Al darme cuenta de mi error, me encantó, sobre todo, por lo inofensivo e interesante que resultó, y cuanto más lo pienso más significativo me parece. Este incidente sucedió hace años y vale la pena compartirlo nuevamente con mis lectores.

Las diferencias de ideas del escritor y el poeta en relación al escenario político tuvieron sus efectos mortíferos y la discordia ensombreció una amistad de años. Esta situación produjo un gran impacto en la sociedad. Se desató una ola cruel con malas intenciones, en la que muchos disfrutaron de este enfrentamiento para sacarle provecho.

Sin planearlo, esa noche, al poeta y al escritor se les brindó el lugar y el momento oportuno para que pudieran hablar y volver a oír sus propios pensamientos en voz alta ante un auditorio paciente y solidario.

El poeta escuchaba atento a monseñor, quien desconocía aquel incidente. El prelado hablaba del perdón sincero, del perdón que emana del corazón, del perdón de Dios, al referirse a una parte del Padrenuestro: ‘Perdona nuestras ofensas como nosotros perdonamos a los que nos ofenden’. Estas palabras inquietaron al poeta, quien dio muestras de gratitud por la invitación, y con valentía y coraje le pidió perdón a su amigo el escritor.

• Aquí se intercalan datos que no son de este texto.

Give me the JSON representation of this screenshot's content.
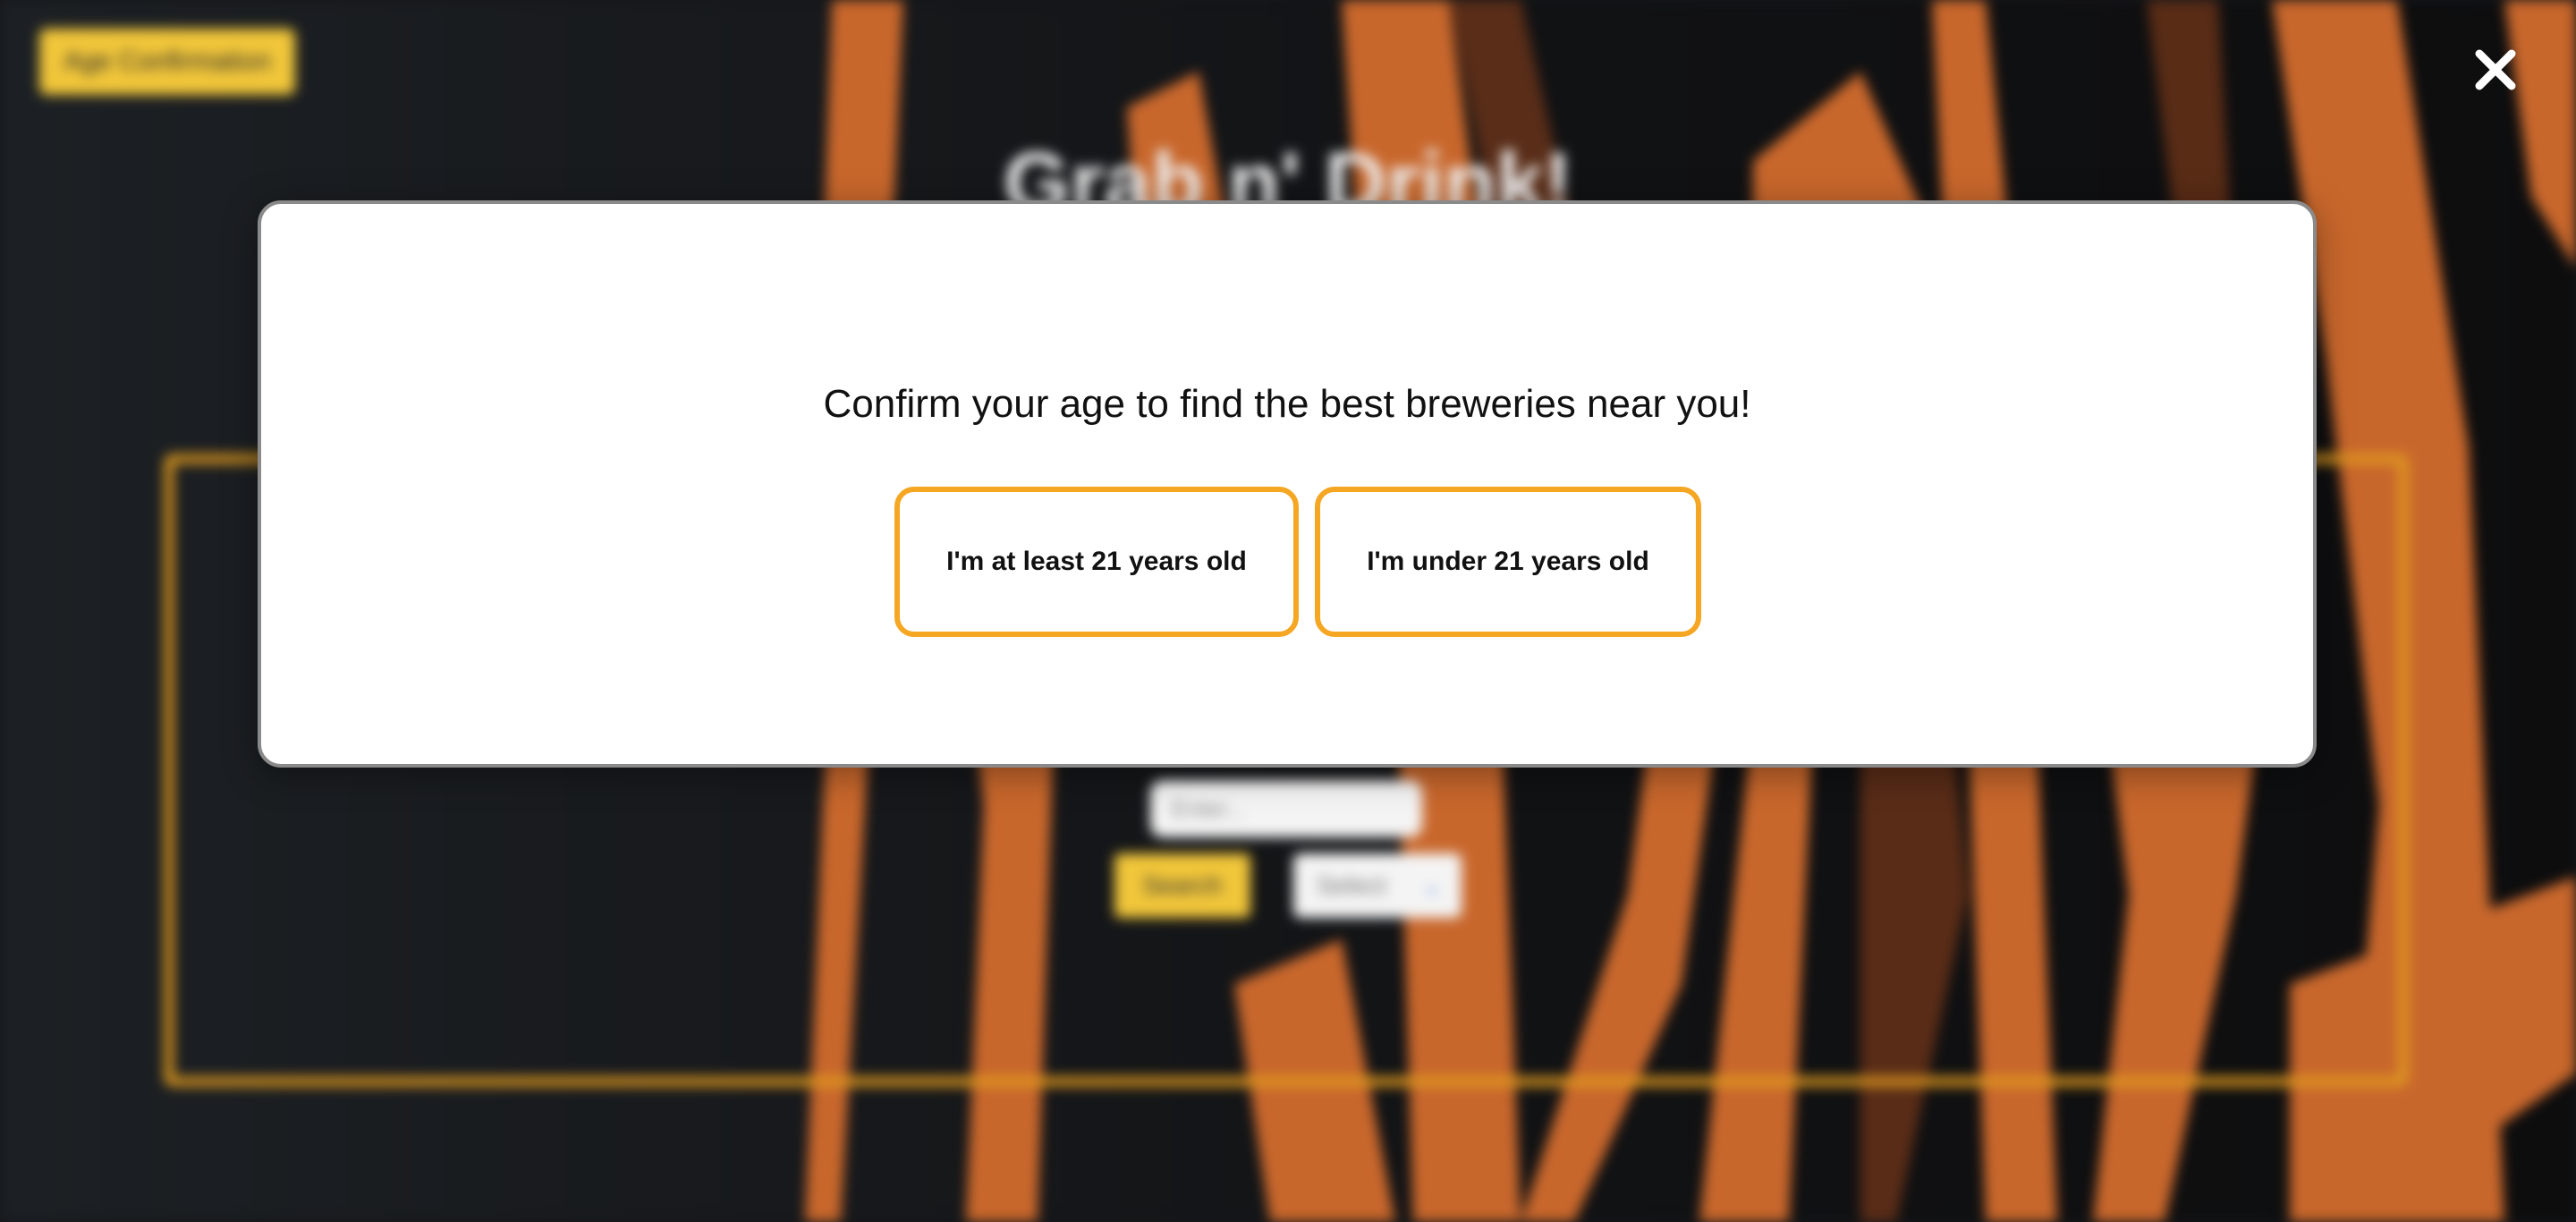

Fue un perdón real y profundo.

En ese instante aprecié que algo maravilloso se había proyectado en la pantalla de las mentes de estos dos caballeros y que todos lo estábamos presenciando. Solo unos minutos fueron suficientes para renovar el afecto y el aprecio hacia el amigo. Compartir este hecho fue enriquecedor para los presentes, pues comprendimos que ‘ni el poeta y tampoco el escritor pueden vivir sin el sonido del otro’. No es fácil vencer los viejos rencores, pero, el perdón y el abrazo hicieron que el resentimiento no siguiera corroyendo el corazón de ambos ni un momento más.

Muchas veces las amistades no solo se acaban en silencio, sino que se acaban por el silencio. Ayudar a romper el silencio es el regalo que todos podemos dar, es salvar los espacios que nos dividen.

El perdón tiene su origen en la humildad. Solo quien es humilde es capaz de perdonar y comprender al amigo. Cometemos errores porque nos dejamos llevar por juicios o sospechas temerarias y por la soberbia y la falta de tolerancia que deforma la verdadera realidad de las cosas.

Somos una mezcla de contradicciones, complejidades, imperfecciones e incertidumbres. La búsqueda está en el proceso de darle sentido a las contradicciones, de luchar con las imperfecciones, de tratar de desatar las aparentes complejidades y de superar las incertidumbres.

El objetivo de una verdadera amistad no es el triunfo, el éxito, la fama ni la gloria. Lo primordial es tener la seguridad de contar con el amigo y jamás romper ese lazo de unión en la primera señal de dificultad. Construir una verdadera amistad toma tiempo y paciencia.

La noche transcurrió entre bromas, risas, sondeando sentimientos ajenos y contando historias de otros, sin desviar jamás nuestra mirada a nuestros dos grandes personajes. Durante la conversación se aferraron a los recuerdos valiosos. Fue el encuentro de dos almas y de dos sensaciones disponibles para ambos. Lo cierto es que la vida es asombrosa si estamos atentos a ella. Sin duda existen el odio y la crueldad, pero también la belleza, el afecto y la verdad.

Fue una lección valiosa ante la presencia de monseñor Emiliani —servidor incondicional de las causas justas—, quien sin saberlo sirvió de instrumento para que dos amigos se reencontraran y descubrieran, una vez más, que como amigos tienen mucho en común: Una vida para vivirla y años para disfrutarla. Valió la pena mi torpeza.

*ESPECIALISTA DE LA CONDUCTA HUMANA.